Alors que Jesse Eisenberg peinait à trouver satisfaction dans un script sur lequel il planchait depuis des mois, une publicité pour une excursion au camp d’Auschwitz avec déjeuner inclus apparut sur son moniteur. L’incongruité d’une telle invitation, mêlant horreurs du passé et conforts du modernisme, fut le déclic suffisant pour que naquisse A Real Pain. Un road-trip juste et touchant, ne tirant jamais sur les cordes faciles du pathos, et trouvant un rare équilibre entre humour, solennité, et émotion. Porté par Eisenberg lui-même, et un Kieran Culkin qui poursuit dans la lancée de Succession pour livrer une partition remarquable.

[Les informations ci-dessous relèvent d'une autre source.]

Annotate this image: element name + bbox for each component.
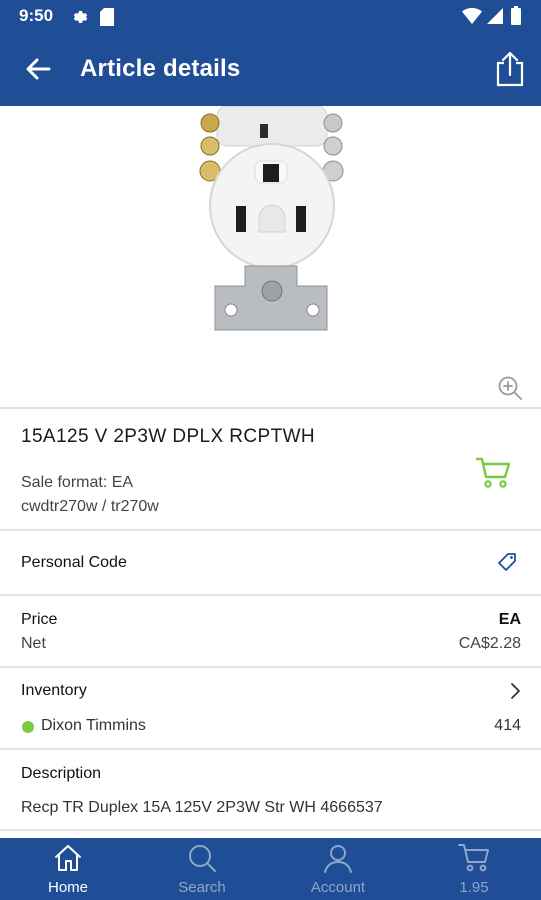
- price-label: Price: [21, 611, 58, 628]
- divider: [0, 748, 541, 750]
- tag-icon[interactable]: [497, 552, 517, 572]
- inventory-label: Inventory: [21, 682, 87, 699]
- inventory-quantity: 414: [494, 717, 521, 734]
- product-codes: cwdtr270w / tr270w: [21, 498, 159, 515]
- product-image[interactable]: [0, 106, 541, 408]
- back-arrow-icon[interactable]: [22, 53, 54, 85]
- account-icon: [324, 845, 352, 873]
- app-bar: Article details: [0, 33, 541, 106]
- nav-account-label: Account: [310, 879, 366, 896]
- net-label: Net: [21, 635, 46, 652]
- divider: [0, 594, 541, 596]
- nav-home[interactable]: Home: [18, 838, 118, 900]
- personal-code-label[interactable]: Personal Code: [21, 554, 127, 572]
- nav-cart-total: 1.95: [459, 879, 489, 896]
- share-icon[interactable]: [492, 49, 528, 89]
- net-price: CA$2.28: [458, 635, 521, 652]
- sale-format: Sale format: EA: [21, 474, 134, 491]
- divider: [0, 829, 541, 831]
- description-label: Description: [21, 765, 102, 782]
- nav-search[interactable]: Search: [152, 838, 252, 900]
- sd-card-icon: [100, 8, 114, 26]
- page-title: Article details: [80, 55, 241, 82]
- settings-gear-icon: [73, 11, 88, 23]
- cart-icon: [458, 844, 489, 872]
- nav-search-label: Search: [178, 879, 226, 896]
- divider: [0, 407, 541, 409]
- nav-cart[interactable]: 1.95: [424, 838, 524, 900]
- nav-home-label: Home: [47, 879, 88, 896]
- status-time: 9:50: [19, 6, 54, 25]
- bottom-navigation: Home Search Account 1.95: [0, 838, 541, 900]
- product-title: 15A125 V 2P3W DPLX RCPTWH: [21, 426, 316, 447]
- price-unit: EA: [498, 611, 521, 628]
- divider: [0, 529, 541, 531]
- nav-account[interactable]: Account: [288, 838, 388, 900]
- signal-icon: [487, 8, 503, 24]
- zoom-in-icon[interactable]: [496, 374, 524, 402]
- battery-icon: [511, 6, 521, 25]
- status-bar: 9:50: [0, 0, 541, 33]
- home-icon: [55, 845, 81, 871]
- add-to-cart-icon[interactable]: [475, 457, 511, 489]
- search-icon: [189, 845, 216, 872]
- chevron-right-icon: [511, 683, 520, 699]
- outlet-product-picture: [199, 106, 344, 331]
- wifi-icon: [462, 8, 482, 24]
- inventory-row[interactable]: Inventory Dixon Timmins 414: [0, 668, 541, 748]
- stock-status-dot: [22, 721, 34, 733]
- inventory-location: Dixon Timmins: [41, 717, 146, 734]
- description-text: Recp TR Duplex 15A 125V 2P3W Str WH 4666…: [21, 799, 383, 816]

Dans une Pologne loin des clichés grisâtres qui fétichisent habituellement l’ère soviétique, pleine de couleur et de vie, d’un soleil contrebalancé par la mélancolie des morceaux de Chopin, notre duo entame un voyage vers leurs racines, à rebours de celui de The Brutalist. Et si les attendus du road movie sont bien là, ils s’accompagnent d’un questionnement sur le devoir de mémoire, sur la déférence qu’il faut avoir face aux atrocités du monde, et sur notre capacité à vivre malgré tout le poids d’un bagage dont on n’est a priori pas responsable. Mais ce dont nous sommes partiellement responsables, ce sont les réminiscences de ce passé que l’on laisse reprendre le dessus. De par notre apathie, de par notre manque d’indignation, de par notre choix de fermer les yeux et se concentrer sur un bonheur individuel. Mais cette politique de l’autruche n’est pas durable, et l’inaction va inéluctablement finir par ébranler les cocons que l’on a pu se créer, le grand tableau dictant n’ayant que faire des arrangements de chacun.
Le mal-être n’est donc pas seulement celui du décalage des personnages avec la tragédie de leurs ancêtres. Pour Ben (Culkin), c’est un sentiment d’impuissance, une irrésolution face à l’absurde de ce qui fût et de ce qui est, qu’il compense par une personnalité qui prend de la place, qui dans sa volonté d’affranchir les barrières de la réflexion par la crudité de ses lancées, se heurte au mur de ses propres paradoxes. Pour David (Eisenberg), c’est encloisonner sa dépression et ses névroses en s’effaçant dans le moule, en s’accrochant à sa femme et son enfant, et en gobant des cachetons pour occulter les questionnements existentiels qui resteront sans réponses.
A Real Pain ne propose pas de résolution à ses interrogations. Pas de miracle de développement personnel par un épisode d’une semaine. Tout juste revient on au point de départ, avec encore plus de doute. Une belle oeuvre.